Mining companies rose, with Glencore, Anglo American and Rio Tinto all gaining between 0.9 per cent to over 6 per cent as the price of copper firmed on supportive inventory data.

British Airways-owner International Consolidated Airlines Group (IAG) rose following news that airline Monarch had secured a £165 million cash injection from its owner, Greybull Capital, allowing it to retain its licence to operate.

UK staffing firm PageGroup extended its gains from the previous session, up 3.3 per cent following a spate of target price upgrades. The company reported a set of better-than-expected results in the previous session.

EUROPE

The Stoxx 600 index fell 0.5 per cent, losing ground for the second straight session. So far this year the index is down 7.4 per cent, while stocks have also had a rocky start to October, a month in which they have advanced in five of the past six years.

Germany’s DAX fell 0.5 per cent, while in Paris, the Cac 40 dropped 0.4 per cent.

Swedish telecoms equipment maker Ericsson sank 20 per cent, the most in nine years, after reporting a slump in third-quarter sales and warning that its third-quarter profit would be “significantly lower” than expected after the downturn in its mobile broadband business accelerated. Finnish peer Nokia dropped 5.1 per cent.

Lufthansa was among the risers, gaining 4.3 per cent after an upgrade from analysts at Kepler Cheuvreux.

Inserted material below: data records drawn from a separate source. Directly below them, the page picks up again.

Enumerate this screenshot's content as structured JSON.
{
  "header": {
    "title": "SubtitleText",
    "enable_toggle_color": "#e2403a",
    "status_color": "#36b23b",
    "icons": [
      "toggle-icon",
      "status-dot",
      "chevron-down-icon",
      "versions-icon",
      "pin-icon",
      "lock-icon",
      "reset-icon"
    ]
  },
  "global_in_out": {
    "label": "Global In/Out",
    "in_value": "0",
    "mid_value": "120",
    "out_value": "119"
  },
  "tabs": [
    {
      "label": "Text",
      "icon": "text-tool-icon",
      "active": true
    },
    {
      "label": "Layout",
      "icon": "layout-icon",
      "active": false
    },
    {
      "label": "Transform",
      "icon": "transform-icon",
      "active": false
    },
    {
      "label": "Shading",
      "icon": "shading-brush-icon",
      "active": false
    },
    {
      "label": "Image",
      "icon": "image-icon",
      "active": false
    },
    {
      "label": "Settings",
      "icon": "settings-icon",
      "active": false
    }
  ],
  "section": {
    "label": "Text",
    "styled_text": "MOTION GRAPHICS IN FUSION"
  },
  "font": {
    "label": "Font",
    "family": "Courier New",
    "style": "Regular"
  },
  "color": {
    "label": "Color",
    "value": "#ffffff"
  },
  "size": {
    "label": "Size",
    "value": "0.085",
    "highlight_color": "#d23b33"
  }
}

Italian lenders outperformed a flat bank sector, with UBI Banca, Banco Popolare and UniCredit up between 2.4 per cent and 6 per cent, after an upbeat note from analysts at Citi.

NEW YORK

Wall Street stocks fluctuated, following the steepest sell-off in four weeks, with investors remaining wary as they waited to see if the Federal Reserve’s policy meeting minutes would reveal a more hawkish tone.

The early leaders were insurers and dividend-paying defensive shares, including utilities, consumer staples and real estate.

Apple extended its longest winning streak in 20 months. Cisco Systems sank the most in three months, slumping with other network-equipment makers after Ericsson said its business was deteriorating faster than expected.

Energy producers also slipped as crude oil prices retreated.

Investors are on edge after metals company Alcoa dropped the most in seven years on Tuesday following results that missed analysts' estimates.

Railroad CSX will release earnings after Wednesday’s market close, while Delta Airlines, JPMorgan Chase and Citigroup are also among those scheduled to report this week.